Meyvenin ve ekinin uşru

27/12/2022 Salı Köşe yazarı O.Ü

Zenginler uşurlarını, İmâm-ı a'zam hazretlerine göre vermelidir.

 

Sual: Toprak mahsüllerinin zekâtını verirken, bunları topladıktan sonra mı vermeli yoksa toplamadan olgunlaşınca da verilebilir mi?

Cevap: Bu konuda İbni Âbidînde buyuruluyor ki:

“Meyvenin ve ekinin uşru, İmâm-ı a'zam’a ve İmâm-ı Züfer’e göre, bitki üzerinde meydana geldikleri ve çürümekten emin oldukları zaman farz olur. Toplanacak hâle gelmese de, faydalanılacak, yenecek hâle gelince uşrunu vermek farz olur. İmâm-ı Ebu Yusuf’a göre olgunlaşınca, toplamadan önce farz olur. İmâm-ı Muhammed’e göre ise, hasattan sonra, yani hepsini toplayınca farz olur. Hasattan önce, yerinden koparıp yemesi veya başkasına yedirmesi caizdir. Fakat, İmâm-ı a'zam’a göre, bunun uşrunu da sonra verir. İki imâma göre, bunun uşrunu vermesi lazım olmaz. Fakat, mahsulün beş vesk olması için, bu da hesaba katılır. Olgunlaştıktan sonra koparmış ise, İmâm-ı Muhammed’e göre, yine uşrunu vermek lazım olmaz. Hepsini topladıktan sonra telef olanın ve çalınanın uşrunu vermek lazım olmaz.”

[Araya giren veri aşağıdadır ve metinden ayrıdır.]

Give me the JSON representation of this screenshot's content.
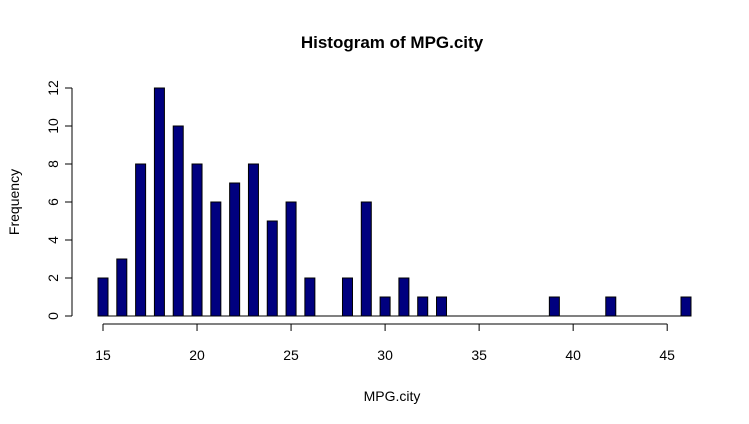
{
  "chart_data": {
    "type": "bar",
    "title": "Histogram of MPG.city",
    "xlabel": "MPG.city",
    "ylabel": "Frequency",
    "xlim": [
      15,
      46
    ],
    "ylim": [
      0,
      12
    ],
    "x_ticks": [
      "15",
      "20",
      "25",
      "30",
      "35",
      "40",
      "45"
    ],
    "y_ticks": [
      "0",
      "2",
      "4",
      "6",
      "8",
      "10",
      "12"
    ],
    "bar_color": "#00007f",
    "bars": [
      {
        "x": 15,
        "count": 2
      },
      {
        "x": 16,
        "count": 3
      },
      {
        "x": 17,
        "count": 8
      },
      {
        "x": 18,
        "count": 12
      },
      {
        "x": 19,
        "count": 10
      },
      {
        "x": 20,
        "count": 8
      },
      {
        "x": 21,
        "count": 6
      },
      {
        "x": 22,
        "count": 7
      },
      {
        "x": 23,
        "count": 8
      },
      {
        "x": 24,
        "count": 5
      },
      {
        "x": 25,
        "count": 6
      },
      {
        "x": 26,
        "count": 2
      },
      {
        "x": 28,
        "count": 2
      },
      {
        "x": 29,
        "count": 6
      },
      {
        "x": 30,
        "count": 1
      },
      {
        "x": 31,
        "count": 2
      },
      {
        "x": 32,
        "count": 1
      },
      {
        "x": 33,
        "count": 1
      },
      {
        "x": 39,
        "count": 1
      },
      {
        "x": 42,
        "count": 1
      },
      {
        "x": 46,
        "count": 1
      }
    ],
    "grid": false,
    "legend": "none"
  }
}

Fakir olanlar, uşurlarını iki imâma yani İmâm-ı Ebu Yusuf ve İmâm-ı Züfer hazretlerine göre hesap edip verir. Zenginler ise, İmâm-ı a'zam hazretlerine göre vermelidir.

 

Sual: Selamlaşırken birbirine karşı eğilmek ve kucaklaşmak dinen uygun olur mu?

Cevap: Konu ile alakalı olarak Berîkada deniyor ki:

“Selam verirken ve selam alırken eğilmek günahtır. Hadis-i şerifte; (Karşılaştığınız zaman, birbirinize eğilmeyiniz, kucaklaşmayınız!) buyuruldu. Allahü teâlâdan başkası için rüku ve secde yapmak haramdır.” İbni Nüceym Zeyneddîn Mısrî hazretleri Segâir ve Kebâir kitabında; “El ile selam vermek günahtır” buyuruyor. İsmail Sivâsî hazretleri, bunu açıklarken;

“Çünkü, el ile selam vermek, kafirlerin âdetidir” buyurmaktadır.

 

Sual: Hazret-i Ebu Bekir’e niçin “Atik” ve “Sıddîk” denmektedir ve bunların anlamı nedir?

Cevap: Hazret-i Ebu Bekir’in lakaplarında biri, Atîk’tir. Bunun sebebi, Resulullah efendimiz, hazret-i Ebu Bekir’in yüzlerine bakarak;

(Bu, Cehennem ateşinden atîkdir) buyurmuşlardır. Yani, Allahü teâlânın narından, ateşinden azatlı kuludur, demektir. Hazret-i Ebu Bekir, bundan sonra, bu lakab ile şöhret bulmuştur. Bir lakabı da Sıddîk’tır. Sıddîk, çok fazla inançlı demektir. Resulullah efendimizi tasdik ettiği için, bu isim verilmiştir.